Don't ignore dog and cat food recalls: The deadly risk explained

The FDA recently noted another round of cat and dog food recalls, this one spurred by the presence of aflatoxin at potentially deadly levels. This isn't the first pet food recall this year caused by this toxin, but it is the most deadly, with more than two dozen dog deaths linked to the recalled pet food. What is aflatoxin and why is it so dangerous?

The toxin

Some pet food is recalled due to Salmonella contamination, which can also spread to humans who touch the food or who are licked by an animal that ate the food. Dry dog food recalls are usually made for a different reason, though: high levels of aflatoxin, a toxin produced by Aspergillus flavus.

This mold naturally occurs on grains used in these foods, such as corn. There's a certain maximum limit of aflatoxin that can be present, after which point the risk of aflatoxin poisoning is present. As with pets, high levels of aflatoxin are also a health risk to humans, though the varied diet consumed by humans minimizes the risk compared to pets.

The consequences

According to the FDA, aflatoxins can result in severe health consequences for pets, including liver damage and aflatoxicosis. These toxins are identified as a carcinogen and the FDA notes that their presence in food should be 'restricted to the lowest practical level.' In the case of livestock, aflatoxin can end up in meat and eggs, putting humans at risk.

Underscoring the seriousness of this recall, the FDA posted a companion advisory on December 30, explaining that pets are at particular risk of aflatoxin poisoning because they eat a monotonous diet and are therefore exposed to the toxin over a long period of time — assuming the food is contaminated, of course.

The agency notes that there's no evidence indicating pet owners may themselves be at risk of poisoning from handling pet food containing high levels of the toxin — despite that, they're still advised to wash their hands after handling the product.
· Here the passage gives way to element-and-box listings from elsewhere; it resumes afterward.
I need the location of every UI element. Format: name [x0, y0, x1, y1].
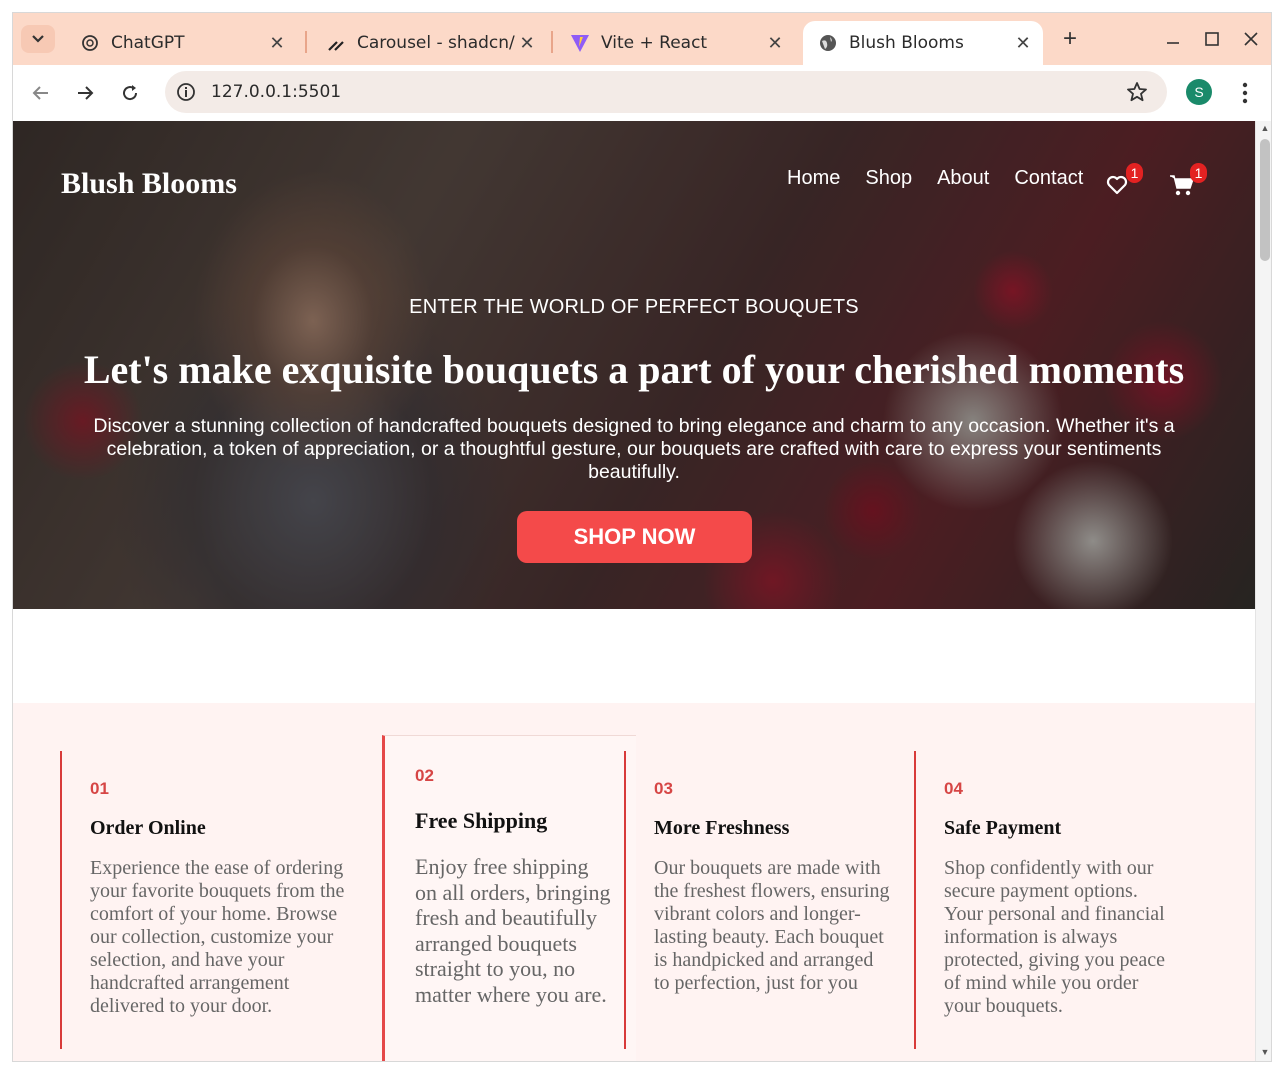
- site-nav: Home Shop About Contact: [787, 167, 1108, 190]
- tab-separator: [551, 31, 553, 53]
- feature-title: Order Online: [90, 817, 206, 839]
- profile-avatar[interactable]: S: [1186, 79, 1212, 105]
- browser-toolbar: 127.0.0.1:5501 S: [13, 65, 1271, 121]
- bookmark-star-icon[interactable]: [1125, 80, 1149, 104]
- scroll-up-arrow-icon[interactable]: ▲: [1260, 123, 1270, 133]
- wishlist-count-badge: 1: [1126, 163, 1143, 183]
- feature-text: Enjoy free shipping on all orders, bring…: [415, 854, 611, 1007]
- vite-icon: [569, 32, 591, 54]
- hero-description: Discover a stunning collection of handcr…: [93, 415, 1175, 483]
- forward-icon[interactable]: [71, 79, 99, 107]
- back-icon[interactable]: [27, 79, 55, 107]
- close-icon[interactable]: ✕: [515, 33, 539, 54]
- close-icon[interactable]: ✕: [763, 33, 787, 54]
- close-icon[interactable]: ✕: [1011, 33, 1035, 54]
- nav-link-about[interactable]: About: [937, 167, 989, 190]
- chevron-down-icon: [32, 35, 44, 43]
- feature-text: Our bouquets are made with the freshest …: [654, 857, 890, 994]
- tab-separator: [305, 31, 307, 53]
- tab-title: Blush Blooms: [849, 33, 964, 53]
- new-tab-button[interactable]: +: [1055, 25, 1085, 55]
- nav-link-home[interactable]: Home: [787, 167, 840, 190]
- scroll-down-arrow-icon[interactable]: ▼: [1260, 1047, 1270, 1057]
- tab-title: Vite + React: [601, 33, 708, 53]
- maximize-icon[interactable]: [1200, 27, 1224, 51]
- info-icon[interactable]: [175, 81, 197, 103]
- hero-headline: Let's make exquisite bouquets a part of …: [83, 347, 1185, 392]
- cart-button[interactable]: 1: [1169, 163, 1207, 199]
- wishlist-button[interactable]: 1: [1105, 163, 1143, 199]
- feature-number: 02: [415, 766, 434, 785]
- feature-title: Free Shipping: [415, 808, 548, 833]
- feature-card-highlighted: 02 Free Shipping Enjoy free shipping on …: [382, 735, 636, 1061]
- tab-search-button[interactable]: [21, 25, 55, 53]
- close-icon[interactable]: ✕: [265, 33, 289, 54]
- tab-chatgpt[interactable]: ChatGPT ✕: [65, 21, 297, 65]
- page-scrollbar[interactable]: ▲ ▼: [1255, 121, 1271, 1061]
- feature-text: Shop confidently with our secure payment…: [944, 857, 1166, 1017]
- tab-title: ChatGPT: [111, 33, 185, 53]
- openai-icon: [79, 32, 101, 54]
- browser-window: ChatGPT ✕ Carousel - shadcn/ ✕ Vite + Re…: [12, 12, 1272, 1062]
- nav-link-contact[interactable]: Contact: [1014, 167, 1083, 190]
- address-bar[interactable]: 127.0.0.1:5501: [165, 71, 1167, 113]
- globe-icon: [817, 32, 839, 54]
- hero-section: Blush Blooms Home Shop About Contact 1 1…: [13, 121, 1255, 609]
- hero-eyebrow: ENTER THE WORLD OF PERFECT BOUQUETS: [409, 296, 859, 318]
- nav-link-shop[interactable]: Shop: [865, 167, 912, 190]
- page-viewport: Blush Blooms Home Shop About Contact 1 1…: [13, 121, 1255, 1061]
- reload-icon[interactable]: [116, 79, 144, 107]
- tab-bar: ChatGPT ✕ Carousel - shadcn/ ✕ Vite + Re…: [13, 13, 1271, 65]
- shadcn-icon: [325, 32, 347, 54]
- feature-title: More Freshness: [654, 817, 790, 839]
- tab-title: Carousel - shadcn/: [357, 33, 515, 53]
- site-logo[interactable]: Blush Blooms: [61, 167, 237, 201]
- feature-card: 04 Safe Payment Shop confidently with ou…: [914, 751, 1214, 1049]
- minimize-icon[interactable]: [1161, 27, 1185, 51]
- features-section: 01 Order Online Experience the ease of o…: [13, 703, 1255, 1061]
- feature-text: Experience the ease of ordering your fav…: [90, 857, 345, 1017]
- feature-title: Safe Payment: [944, 817, 1062, 839]
- tab-blush-blooms[interactable]: Blush Blooms ✕: [803, 21, 1043, 65]
- more-menu-icon[interactable]: [1235, 79, 1255, 107]
- scrollbar-thumb[interactable]: [1260, 139, 1270, 261]
- tab-vite[interactable]: Vite + React ✕: [555, 21, 795, 65]
- feature-number: 04: [944, 779, 963, 798]
- feature-number: 03: [654, 779, 673, 798]
- tab-carousel[interactable]: Carousel - shadcn/ ✕: [311, 21, 547, 65]
- feature-card: 01 Order Online Experience the ease of o…: [60, 751, 380, 1049]
- cart-count-badge: 1: [1190, 163, 1207, 183]
- feature-number: 01: [90, 779, 109, 798]
- shop-now-button[interactable]: SHOP NOW: [517, 511, 752, 563]
- url-text[interactable]: 127.0.0.1:5501: [211, 82, 341, 102]
- close-window-icon[interactable]: [1239, 27, 1263, 51]
- feature-card: 03 More Freshness Our bouquets are made …: [626, 751, 916, 1049]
Pets suffering from aflatoxin poisoning can exhibit a variety of symptoms, including jaundice, loss of appetite, vomiting, sluggishness, and diarrhea. Tragically, the toxin may cause long-term damage to the liver and could result in death. Pet owners are advised to contact a vet if their pet has consumed the recalled food because not all animals show symptoms when they suffer liver damage.

Latest recall

This latest recall comes from Midwest Pet Foods and involves its Sportmix brand of dog and cat foods. The FDA advisory provides more details than the recall notice, stating that at least 28 dogs have died in relation to this recall and another eight have fallen ill. There haven't been any reports of illnesses and deaths with cats.
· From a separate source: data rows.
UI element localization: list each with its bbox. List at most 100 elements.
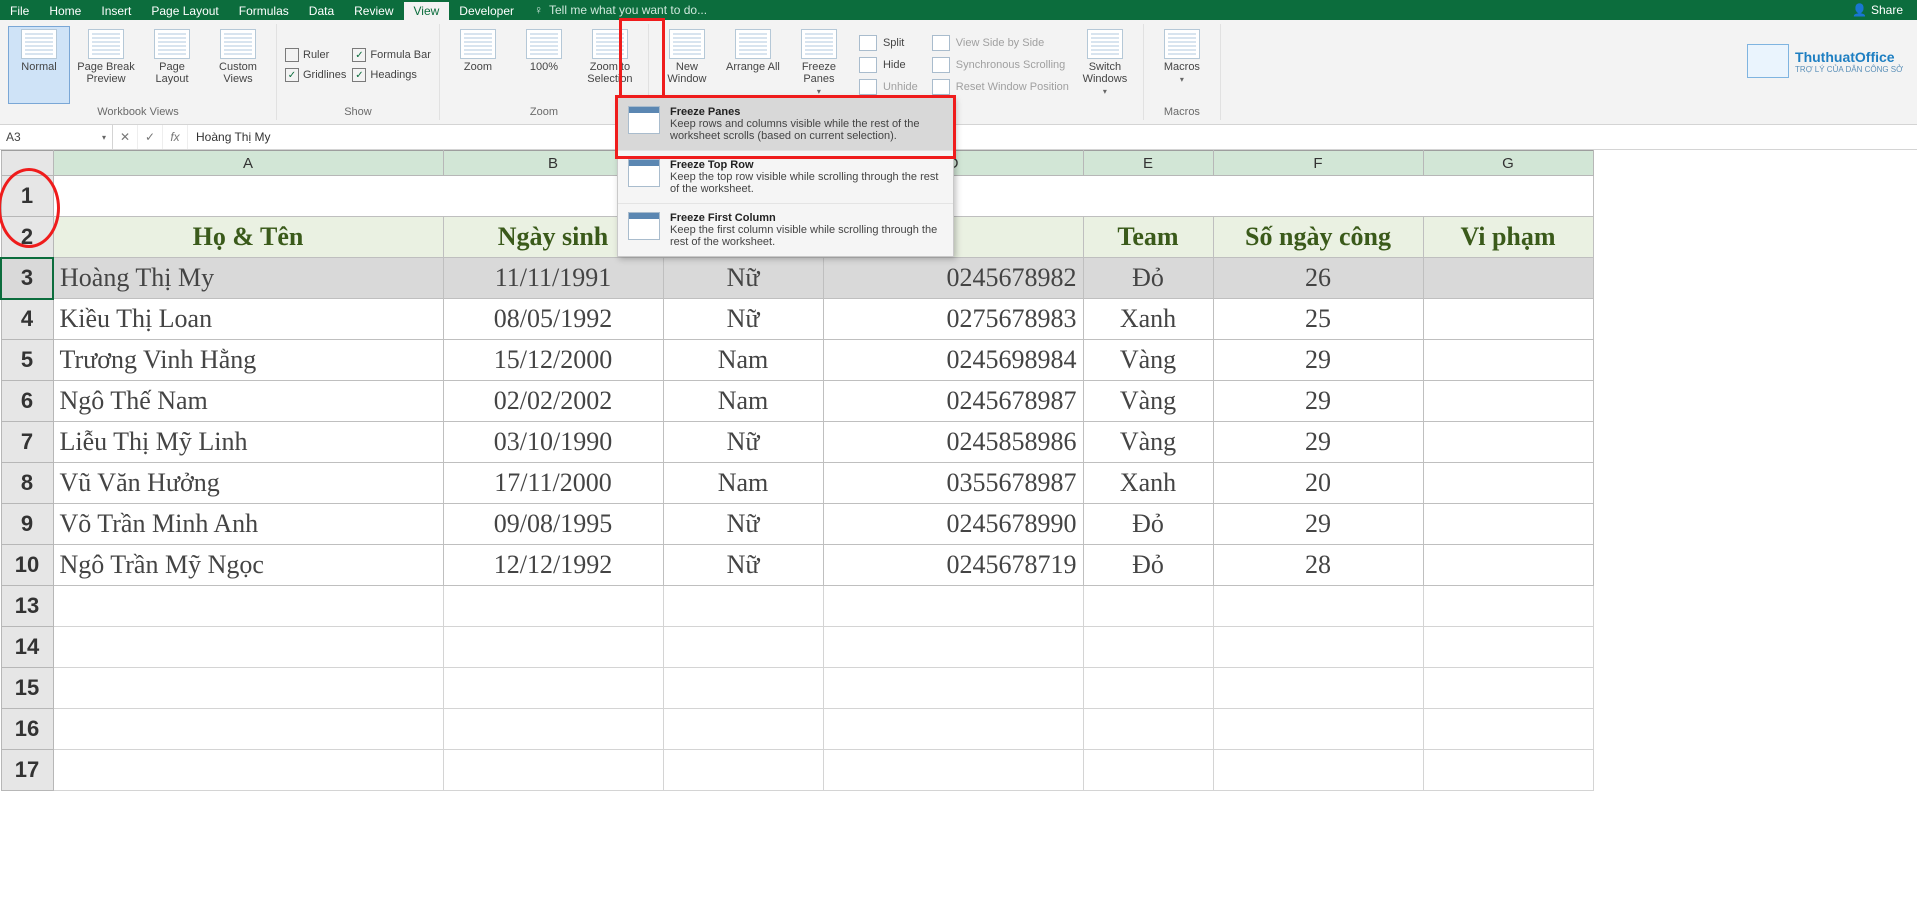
arrange-all-button[interactable]: Arrange All [723, 27, 783, 103]
cell-B6[interactable]: 02/02/2002 [443, 381, 663, 422]
cell-D9[interactable]: 0245678990 [823, 504, 1083, 545]
cell-G7[interactable] [1423, 422, 1593, 463]
tab-data[interactable]: Data [299, 2, 344, 20]
zoom-button[interactable]: Zoom [448, 27, 508, 103]
select-all-button[interactable] [1, 151, 53, 176]
cell-blank-17-5[interactable] [1213, 750, 1423, 791]
tell-me-search[interactable]: ♀ Tell me what you want to do... [534, 3, 707, 17]
cell-blank-16-6[interactable] [1423, 709, 1593, 750]
cell-blank-16-1[interactable] [443, 709, 663, 750]
cell-B4[interactable]: 08/05/1992 [443, 299, 663, 340]
worksheet-grid[interactable]: ABCDEFG12Họ & TênNgày sinhTeamSố ngày cô… [0, 150, 1917, 791]
cell-D6[interactable]: 0245678987 [823, 381, 1083, 422]
cell-blank-17-2[interactable] [663, 750, 823, 791]
page-layout-view-button[interactable]: Page Layout [142, 27, 202, 103]
gridlines-checkbox[interactable]: ✓Gridlines [285, 68, 346, 82]
cell-B7[interactable]: 03/10/1990 [443, 422, 663, 463]
cell-A4[interactable]: Kiều Thị Loan [53, 299, 443, 340]
tab-insert[interactable]: Insert [91, 2, 141, 20]
cell-A7[interactable]: Liễu Thị Mỹ Linh [53, 422, 443, 463]
cell-F6[interactable]: 29 [1213, 381, 1423, 422]
cell-blank-13-6[interactable] [1423, 586, 1593, 627]
cell-blank-14-4[interactable] [1083, 627, 1213, 668]
cell-blank-16-2[interactable] [663, 709, 823, 750]
cell-G4[interactable] [1423, 299, 1593, 340]
cell-F10[interactable]: 28 [1213, 545, 1423, 586]
cell-E6[interactable]: Vàng [1083, 381, 1213, 422]
cell-blank-13-2[interactable] [663, 586, 823, 627]
cell-blank-14-6[interactable] [1423, 627, 1593, 668]
row-header-2[interactable]: 2 [1, 217, 53, 258]
cell-blank-15-0[interactable] [53, 668, 443, 709]
normal-view-button[interactable]: Normal [8, 26, 70, 104]
cell-blank-16-0[interactable] [53, 709, 443, 750]
cell-F3[interactable]: 26 [1213, 258, 1423, 299]
cell-C10[interactable]: Nữ [663, 545, 823, 586]
new-window-button[interactable]: New Window [657, 27, 717, 103]
tab-formulas[interactable]: Formulas [229, 2, 299, 20]
column-header-F[interactable]: F [1213, 151, 1423, 176]
cell-blank-13-3[interactable] [823, 586, 1083, 627]
cell-blank-17-1[interactable] [443, 750, 663, 791]
cell-blank-15-4[interactable] [1083, 668, 1213, 709]
cell-C6[interactable]: Nam [663, 381, 823, 422]
cell-G10[interactable] [1423, 545, 1593, 586]
row-header-15[interactable]: 15 [1, 668, 53, 709]
cell-A9[interactable]: Võ Trần Minh Anh [53, 504, 443, 545]
cell-G3[interactable] [1423, 258, 1593, 299]
cell-E3[interactable]: Đỏ [1083, 258, 1213, 299]
cell-blank-16-4[interactable] [1083, 709, 1213, 750]
cell-blank-15-5[interactable] [1213, 668, 1423, 709]
row-header-3[interactable]: 3 [1, 258, 53, 299]
cell-blank-14-0[interactable] [53, 627, 443, 668]
freeze-panes-button[interactable]: Freeze Panes▾ [789, 27, 849, 103]
cell-blank-13-0[interactable] [53, 586, 443, 627]
cell-D8[interactable]: 0355678987 [823, 463, 1083, 504]
formula-bar-checkbox[interactable]: ✓Formula Bar [352, 48, 431, 62]
cell-blank-13-5[interactable] [1213, 586, 1423, 627]
enter-formula-button[interactable]: ✓ [138, 125, 163, 149]
split-button[interactable]: Split [859, 35, 918, 51]
ruler-checkbox[interactable]: Ruler [285, 48, 346, 62]
row-header-10[interactable]: 10 [1, 545, 53, 586]
tab-home[interactable]: Home [39, 2, 91, 20]
cell-blank-15-3[interactable] [823, 668, 1083, 709]
cell-G6[interactable] [1423, 381, 1593, 422]
tab-page-layout[interactable]: Page Layout [141, 2, 228, 20]
row-header-16[interactable]: 16 [1, 709, 53, 750]
cell-C8[interactable]: Nam [663, 463, 823, 504]
zoom-100-button[interactable]: 100% [514, 27, 574, 103]
column-header-E[interactable]: E [1083, 151, 1213, 176]
cell-B5[interactable]: 15/12/2000 [443, 340, 663, 381]
cell-G9[interactable] [1423, 504, 1593, 545]
macros-button[interactable]: Macros▾ [1152, 27, 1212, 103]
cell-D3[interactable]: 0245678982 [823, 258, 1083, 299]
row-header-17[interactable]: 17 [1, 750, 53, 791]
cell-F9[interactable]: 29 [1213, 504, 1423, 545]
cancel-formula-button[interactable]: ✕ [113, 125, 138, 149]
cell-F4[interactable]: 25 [1213, 299, 1423, 340]
headings-checkbox[interactable]: ✓Headings [352, 68, 431, 82]
cell-A5[interactable]: Trương Vinh Hằng [53, 340, 443, 381]
row-header-5[interactable]: 5 [1, 340, 53, 381]
cell-C7[interactable]: Nữ [663, 422, 823, 463]
cell-blank-17-4[interactable] [1083, 750, 1213, 791]
cell-blank-15-2[interactable] [663, 668, 823, 709]
cell-E7[interactable]: Vàng [1083, 422, 1213, 463]
cell-B9[interactable]: 09/08/1995 [443, 504, 663, 545]
cell-A8[interactable]: Vũ Văn Hưởng [53, 463, 443, 504]
row-header-6[interactable]: 6 [1, 381, 53, 422]
column-header-G[interactable]: G [1423, 151, 1593, 176]
cell-E4[interactable]: Xanh [1083, 299, 1213, 340]
cell-C5[interactable]: Nam [663, 340, 823, 381]
cell-E8[interactable]: Xanh [1083, 463, 1213, 504]
cell-D4[interactable]: 0275678983 [823, 299, 1083, 340]
cell-C9[interactable]: Nữ [663, 504, 823, 545]
insert-function-button[interactable]: fx [163, 125, 188, 149]
cell-blank-14-3[interactable] [823, 627, 1083, 668]
custom-views-button[interactable]: Custom Views [208, 27, 268, 103]
cell-B10[interactable]: 12/12/1992 [443, 545, 663, 586]
cell-C4[interactable]: Nữ [663, 299, 823, 340]
cell-C3[interactable]: Nữ [663, 258, 823, 299]
share-button[interactable]: 👤 Share [1852, 0, 1903, 20]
The high levels of aflatoxin were discovered in multiple product samples tested by the Missouri Department of Agriculture. The FDA notes that this toxin could be present in the pet food even if you don't see any visible mold on the kibbles.

The following pet foods have been recalled, including their lot numbers:

50# Sportmix Energy Plus Lots Exp 03/02/22/05/L2, 03/02/22/05/L3, 03/03/22/05/L2

44# Sportmix Energy Plus Lots 03/02/22/05/L3

50# Sportmix Premium High Energy Lots 03/03/22/05/L3

44# Sportmix Premium High Energy Lots 03/03/22/05/L3

31# Sportmix Original Cat Lots 03/03/22/05/L3

15# Sportmix Original Cat Lots 03/03/22/05/L2, 03/03/22/05/L3

The FDA says that it is working with the Missouri Department of Agriculture and Midwest Pet Food Inc. on determining whether any other pet food products may also contain the same ingredients with high aflatoxin levels. For this reason, pet owners should keep an eye on the FDA's website for any updates or new recalls.